Insieme hanno scritto pagine indimenticabili. Era la stagione del Neapolitan Power, quel movimento unico che mescolava blues, jazz, rock e tradizione partenopea, regalando all’Italia un linguaggio nuovo e internazionale. Nei concerti con Daniele, i suoi assoli non erano semplice accompagnamento: erano il momento in cui il tempo si fermava. Rudi, incisivi, profondi: il contrappunto perfetto alla voce calda e malinconica del cantautore. Brani come “Quanno chiove” restano testimonianze immortali di questa intesa artistica e umana.
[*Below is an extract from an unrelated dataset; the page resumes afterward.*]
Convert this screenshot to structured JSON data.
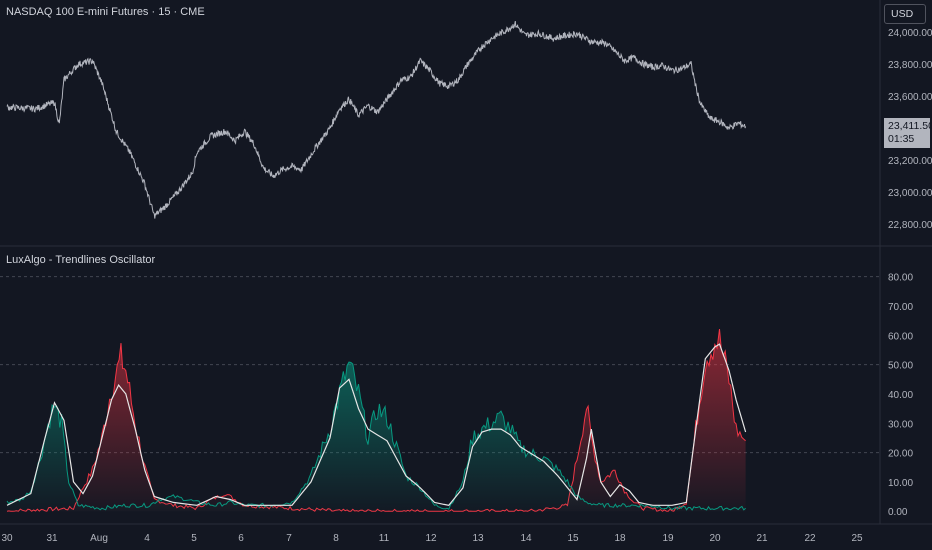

Napoli Centrale e l’identità ribelle
Con Napoli Centrale, fondati nel 1975 insieme a Franco Del Prete, Senese trasformò la rabbia e le contraddizioni della città in musica militante e appassionata. La sua era una voce politica e poetica insieme, capace di raccontare la dignità del popolo e le ferite di un Sud che non voleva arrendersi. Album come Nero a metà di Daniele o le produzioni di Napoli Centrale restano pietre miliari della musica italiana.
Lo showman del sax
Non era solo tecnica: Senese aveva presenza scenica, carisma, quell’energia capace di catturare platee intere. Non a caso il pubblico lo aveva ribattezzato ‘o showman. La sua figura, alta e imponente, il sax sempre stretto al corpo come fosse un’estensione naturale, resterà per sempre impressa nell’immaginario collettivo.
L’uomo dietro il mito
Nonostante i successi internazionali e le collaborazioni con giganti come Gil Evans, James non ha mai smesso di rivendicare la sua appartenenza a Napoli. Nei suoi racconti riaffioravano sempre i vicoli della sua infanzia, le radici popolari, quel senso di appartenenza che non lo ha mai abbandonato. La sua storia era anche una ferita: un padre mai conosciuto, un’identità costruita giorno dopo giorno tra musica e resilienza.
L’eredità
James Senese non lascia solo dischi e concerti leggendari. Lascia un modo di intendere la musica come atto d’amore e di resistenza, come linguaggio che unisce mondi lontani. Un’eredità che continuerà a vibrare in ogni nota di sax che echeggerà nei vicoli di Napoli e nei cuori di chi ha avuto la fortuna di ascoltarlo dal vivo.
Oggi Napoli piange, ma anche ringrazia: per ogni assolo che ha trasformato in poesia, per ogni verità detta senza paura, per quella musica che resterà per sempre più forte del silenzio.